Will Walk For Beer

Halfway to CA!

The city of Florence is approximately the halfway point of the Oregon Coast Trail!! In the planning process, a month felt long now it is hard to believe I am halfway done! We packed out beers and hiked in to have coffee we didn’t have to make! Sometimes it is the little things. Like approaching 100 miles it did not come easy.

Trail Magic & The Tunnel

Early in the day at Heceta Head lighthouse, we were expecting our last chance to refill the water. No such luck. We explored the lighthouse, which is beautiful, and headed onward to the parking lot and glanced for a water spigot one final time. Still nothing. Somehow the trail provides. A kind couple we’d talked to at the lighthouse waited for us in the parking lot.
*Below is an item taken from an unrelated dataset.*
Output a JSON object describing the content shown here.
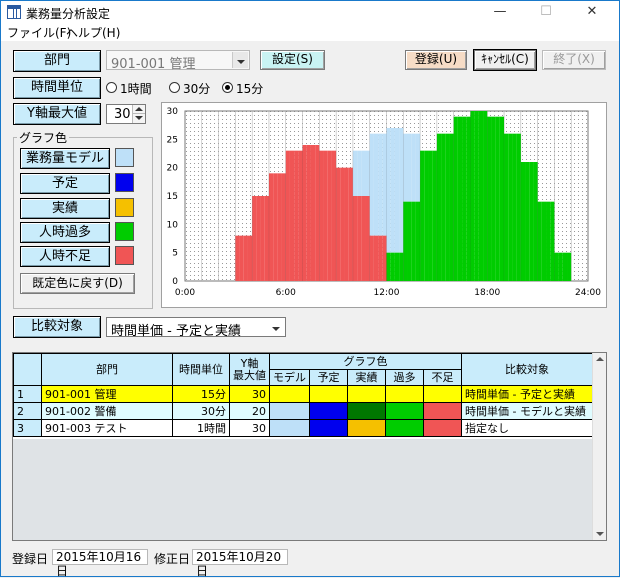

They ran out two full bottles! A little extra insurance for the day that lifted my spirits before the day’s next daunting task, a narrow Hwy 101 tunnel.

The200 yard tunnel just past Heceta Head lighthouse is uncomfortably narrow should an RV, or god forbid a logging truck, go by. I hit the “bikes in tunnel” button, said a quick prayer, and sprinted when there was a gap in traffic. Cars flew past us, the echoes resonating all around was disorienting. Minivans sounded like logging trucks. Once the shoulder widened and a guardrail appeared, we stopped to catch our breath. Instantly, two massive RVs towing cars blew by us.

Baby Snowy Plover

Beach and dune camping is possible past Florence, however some planning and thought is required. ORVs and ATVs are allowed in the dunes and some places on the beach. Open riding is 6am -12pm, and permitted riders can disperse sand camp. Do not expect to be lulled to sleep by the ocean only to find yourself kept awake by engine noise. The terrain is also, much more conducive to a dune buggy RV setup than a tent.

The other limiting factor is very adorable and very important! Restrictions for nesting Snowy Plovers run from March 15th to September 15th. Access is limited to wet sand only in known nesting sites. These adorable birds were once almost extinct but have impressively rebounded due to these regulations. A National Forest volunteer told us that the babies have thumb-sized bodies with full-grown adult legs! I highly recommend looking up baby snowy plover pictures. You can thank me later. Despite having to keep a close eye on the regulation map, we lucked into fantastic camping options!

Must Find Camping

Just north of Heceta Beach, we arrived at a magical place where Plover restrictions end as the beach borders the Sisuslaw National Forest! Sutton Creek could not have come at a more opportune time. The last 5 miles we walked in a sandstorm! With 10 miles on the day, this oasis of legal camping with trees appeared, and we instantly bailed. Grateful to be out of the wind and to see more than 20 feet ahead, we snacked and regrouped. An early morning took us to Florence for much needed coffee and water. 23 miles on the day we took advantage of fantastic dispersed camping! Threemile Lake is tucked about a half mile off the beach in the dunes. It’s a slide going down and a climb coming back up. Other than the sand it feels like a forested mountain lake. Absolutely gorgeous! We packed out beers from Florence to celebrate 200 miles. I could not have picked a better spot to celebrate the halfway point of this journey.


Typically a charter company will shuttle OCT hikers across Winchester Bay if you call in advance. Unfortunately, this year due to the late salmon run their fishing camp at the bay was not up for the season. It was a bummer for us to have missed such a generous resource. We were fortunate to discover this in Florence and could adjust accordingly. Not wanting to skip the long stretch of beach from Florence, subsequently, Threemile Lake, an alternative included a road walk into Reedsport and Winchester Bay.

The morning’s first miles were not ideal. Sparrow Park Road sounds so quaint. In reality, it can hardly be called a road. Nearly four miles comprised of soft sand, transitioning to a crater-filled dirt and gravel mud pit chock full of mosquitoes. I had all my rain gear on to combat the bugs, not to mention cougar prints in the sand! Never before had I been so grateful to see the highway! We rewarded ourselves with beer and lunch at Blue Box Seafood in Winchester Bay. I haven’t stopped for fresh seafood as much as I would have initially liked, and it is worth it! Blue Box catches all its own fish and is a funky layout of shipping containers, has all outdoor seating & looks like it would be quite the party on a summer Friday night! The rest of the afternoon was spent relaxing at Lake Marie, a short walk from our campsite at Umpqua Lighthouse St. Park. Carl experienced hiker grocery shopping at the Reedsport Safeway for lake day snacks! Our morning hustle was well worth it in the end.